Romanzo che andrebbe letto più volte, ogni volta con occhi diversi.
Con gli occhi di Nathan – alter ego di Roth – per scoprire quale è stata la vita dello Svedese, dotatissimo e integratissimo ebreo. Issimo in tutto ciò che possiamo immaginare, idolatrato da tutti i compagni di scuola, che ne fanno un mito, il destino sembra avere in serbo per lui il meglio, a partire dal matrimonio con Miss New Jersey.
Perché lo Svedese e la sua famiglia rappresentano la perfezione, lo Svedese sa sempre quello che è giusto fare e fa sempre quello che è giusto.
Sempre troppo attento a che gli altri non siano infelici. Sempre troppo.
E qui possiamo iniziare a leggerlo con gli occhi dell’adulto, chiedendoci quante volte agiamo non pensando a quello in cui crediamo, ma cercando di compiacere chi amiamo agendo “il giusto”.

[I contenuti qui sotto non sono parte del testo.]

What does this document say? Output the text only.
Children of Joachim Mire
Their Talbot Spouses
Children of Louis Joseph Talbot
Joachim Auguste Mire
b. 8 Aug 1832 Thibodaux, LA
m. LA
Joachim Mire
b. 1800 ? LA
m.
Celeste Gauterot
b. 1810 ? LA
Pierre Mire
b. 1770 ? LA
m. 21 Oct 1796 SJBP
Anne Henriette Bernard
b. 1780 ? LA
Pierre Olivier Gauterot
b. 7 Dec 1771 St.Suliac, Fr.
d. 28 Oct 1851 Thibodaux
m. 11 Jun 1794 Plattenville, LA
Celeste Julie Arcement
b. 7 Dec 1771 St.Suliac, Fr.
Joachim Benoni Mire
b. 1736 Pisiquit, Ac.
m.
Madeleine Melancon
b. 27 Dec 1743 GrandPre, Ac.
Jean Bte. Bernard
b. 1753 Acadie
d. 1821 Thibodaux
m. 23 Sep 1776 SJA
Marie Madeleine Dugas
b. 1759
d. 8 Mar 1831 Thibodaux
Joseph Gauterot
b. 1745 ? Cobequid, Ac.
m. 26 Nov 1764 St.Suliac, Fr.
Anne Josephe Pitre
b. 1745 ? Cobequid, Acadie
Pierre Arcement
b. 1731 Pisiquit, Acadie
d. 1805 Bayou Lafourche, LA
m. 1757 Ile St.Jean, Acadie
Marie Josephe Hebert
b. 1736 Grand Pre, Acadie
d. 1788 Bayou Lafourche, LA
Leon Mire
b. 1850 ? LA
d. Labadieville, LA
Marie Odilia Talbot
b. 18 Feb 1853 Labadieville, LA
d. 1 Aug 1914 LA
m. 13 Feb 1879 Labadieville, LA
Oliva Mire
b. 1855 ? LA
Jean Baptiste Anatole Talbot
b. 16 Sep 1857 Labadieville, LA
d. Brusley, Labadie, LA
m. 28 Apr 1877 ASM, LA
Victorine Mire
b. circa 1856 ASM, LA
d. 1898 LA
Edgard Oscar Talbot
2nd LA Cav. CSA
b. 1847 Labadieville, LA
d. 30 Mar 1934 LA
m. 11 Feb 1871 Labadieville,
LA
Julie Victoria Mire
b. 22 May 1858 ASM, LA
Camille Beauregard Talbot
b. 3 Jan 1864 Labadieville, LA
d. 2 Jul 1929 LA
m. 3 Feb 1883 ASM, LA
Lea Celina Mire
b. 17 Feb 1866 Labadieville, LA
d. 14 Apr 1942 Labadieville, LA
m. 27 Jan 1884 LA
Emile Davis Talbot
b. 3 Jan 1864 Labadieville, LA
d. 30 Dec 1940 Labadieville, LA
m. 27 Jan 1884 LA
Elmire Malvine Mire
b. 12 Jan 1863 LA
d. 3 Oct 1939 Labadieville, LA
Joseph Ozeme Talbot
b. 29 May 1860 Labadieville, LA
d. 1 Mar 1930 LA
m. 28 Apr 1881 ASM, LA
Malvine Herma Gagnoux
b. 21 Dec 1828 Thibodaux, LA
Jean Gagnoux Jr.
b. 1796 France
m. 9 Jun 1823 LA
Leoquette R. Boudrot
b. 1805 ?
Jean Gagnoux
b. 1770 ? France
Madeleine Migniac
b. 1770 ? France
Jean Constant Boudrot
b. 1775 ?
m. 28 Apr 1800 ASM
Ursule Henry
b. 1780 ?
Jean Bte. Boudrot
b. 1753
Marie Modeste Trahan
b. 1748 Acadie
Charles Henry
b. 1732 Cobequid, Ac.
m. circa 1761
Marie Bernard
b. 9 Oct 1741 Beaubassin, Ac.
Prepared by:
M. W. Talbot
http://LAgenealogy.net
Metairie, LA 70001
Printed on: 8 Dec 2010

Per poi essere proiettati nella catastrofe totale.
Riprendendo poi a leggere con gli occhi del coniuge, che “Pastorale americana” è anche la storia di un matrimonio, perfetto nell’apparenza e nella sostanza. Un matrimonio come tanti, un matrimonio tra due sconosciuti, che fanno entrambi del loro meglio per supportare la figlia balbuziente che non riesce a superare il suo problema.
E ancora leggerlo ancora con gli occhi del genitore, il genitore che ama i figli più di ogni altra cosa, progetta il loro futuro – finché è il futuro stesso ad irrompere nella vita. E quando insieme al futuro la storia ci chiede il conto, crollano tutte le maschere e i luoghi ideali che ci siamo costruiti.
Si può passare poi a leggerlo con gli occhi del figlio, che chiede un amore diverso da quello che il genitore è in grado di dare, chiede e cerca risposte nei modi e nei mondi che possono apparire più assurdi, i mondi più lontani da quelli sognati per lui dalla calda e protettiva, giusta, famiglia di origine che sola sa qual’è la strada della felicità.
E’ una storia di buoni, che ci insegna che nella vita non basta essere buoni perché si può fare del male anche senza saperlo.
Perché quando si interagisce con altri esseri umani non basta la buona volontà, non basta il voler perseguire “il giusto”.
Roth dipinge così in molte sue sfaccettature l’America e i suoi figli, rendendoci partecipi delle loro aspirazioni, dei loro dolori, delle loro sconfitte, della caduta di un sogno che, come fa lo stesso Svedese, imperterriti vogliono continuare a sognare.